El pasado 26 de agosto tuvo lugar en Buenos Aires una reunión pública de la CCI sobre el tema: La experiencia de Zanón: La autogestión ¿solución a la miseria o gestión de la miseria?

En un anexo adjuntamos la presentación que hicimos. Vamos a dar cuenta de la discusión que fue muy animada y en la que participaron compañeros del Núcleo Comunista Internacionalista y del Colectivo Nuevo Proyecto Histórico.

Los compañeros de este último colectivo repartieron su texto –que contiene elementos de denuncia de la autogestión- titulado Empresas recuperadas: La autonomía empantanada e intervinieron activamente en la reunión. También otros compañeros plantearon diferentes cuestiones. Queremos destacar algunas de ellas haciendo una breve reflexión.

El alud de cierres de empresas es impresionante en Argentina, como lo es también en la mayoría de países, especialmente los industrializados. De un día para otro, el patrón cierra la fábrica o declara la quiebra y deja a los obreros sin ningún medio para comer, ellos y sus familias. Estos tienen que defenderse y la mejor defensa es crear una relación de fuerzas contra el Capital y su Estado. ¿Cómo conseguirla? Buscando la solidaridad y la movilización para la lucha de los demás obreros sin distinción de empresa, sector o región.

Esa capacidad de manifestarse como UNA SOLA CLASE adonde cualquier sector obrero siente el ataque a otros compañeros como un ataque a si mismo, está todavía lejos de ser alcanzada por nuestra clase. Desde hace 15 años predomina la situación opuesta de dispersión, de apatía, de dificultad para reconocerse siquiera como clase. Ante semejante situación, los obreros se agarran desesperadamente a medidas como la ocupación de la empresa cerrada para que sigua funcionando y ante la espantada del patrón ellos mismos la ponen en marcha.

Pero estas medidas lo más que consiguen es prolongar durante un cierto tiempo la agonía de la empresa a costa de terribles sacrificios por parte de los trabajadores: en la mayoría de los casos se ven obligados a bajarse los salarios trabajando muchas más horas y, más pronto o más tarde, hay que despedir a compañeros para mantener la empresa a flote.
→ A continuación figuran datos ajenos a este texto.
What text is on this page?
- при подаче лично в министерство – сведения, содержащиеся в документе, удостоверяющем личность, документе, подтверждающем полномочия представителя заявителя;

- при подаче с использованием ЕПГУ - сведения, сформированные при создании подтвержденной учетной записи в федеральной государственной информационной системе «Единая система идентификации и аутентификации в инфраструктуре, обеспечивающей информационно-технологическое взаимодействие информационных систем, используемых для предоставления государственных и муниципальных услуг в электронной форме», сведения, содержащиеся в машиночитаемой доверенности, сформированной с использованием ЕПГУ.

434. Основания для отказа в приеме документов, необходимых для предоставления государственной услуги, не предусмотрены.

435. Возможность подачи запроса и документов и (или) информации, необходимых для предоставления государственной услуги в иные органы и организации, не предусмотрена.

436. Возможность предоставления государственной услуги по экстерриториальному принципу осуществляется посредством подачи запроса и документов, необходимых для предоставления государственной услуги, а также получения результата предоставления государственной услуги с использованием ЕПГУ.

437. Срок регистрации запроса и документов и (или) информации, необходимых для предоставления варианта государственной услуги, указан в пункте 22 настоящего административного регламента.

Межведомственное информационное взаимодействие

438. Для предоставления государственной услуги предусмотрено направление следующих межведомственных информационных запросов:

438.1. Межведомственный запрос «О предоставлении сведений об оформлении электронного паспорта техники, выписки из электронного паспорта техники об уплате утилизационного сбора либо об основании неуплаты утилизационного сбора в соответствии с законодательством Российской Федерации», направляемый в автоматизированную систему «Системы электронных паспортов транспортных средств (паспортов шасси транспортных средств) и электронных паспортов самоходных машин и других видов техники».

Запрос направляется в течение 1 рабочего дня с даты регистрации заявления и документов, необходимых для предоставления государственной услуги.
Es decir, los trabajadores toman a cargo su propia explotación, se convierten en funcionarios del capital, sometidos a las leyes del mercado y semejante transformación no les garantiza ni mucho menos un medio de vida.

Pero lo peor es que se ven obligados a atacar sus armas más preciadas, cuyo desarrollo es lo que de verdad les permitirá acabar con las causas de la miseria y la barbarie. Al tener que organizar la explotación, tienen que enfrentarse unos contra otros, tienen que tomar medidas como despedir compañeros, o sea, imponer la violencia dentro de la propia clase. Destruyen por tanto su UNIDAD COMO CLASE no solo al interior de la empresa sino respecto a los demás obreros que a sus ojos dejan de serlo para convertirse en los de la empresa tal o los de la empresa cual, es decir, son vistos como competidores.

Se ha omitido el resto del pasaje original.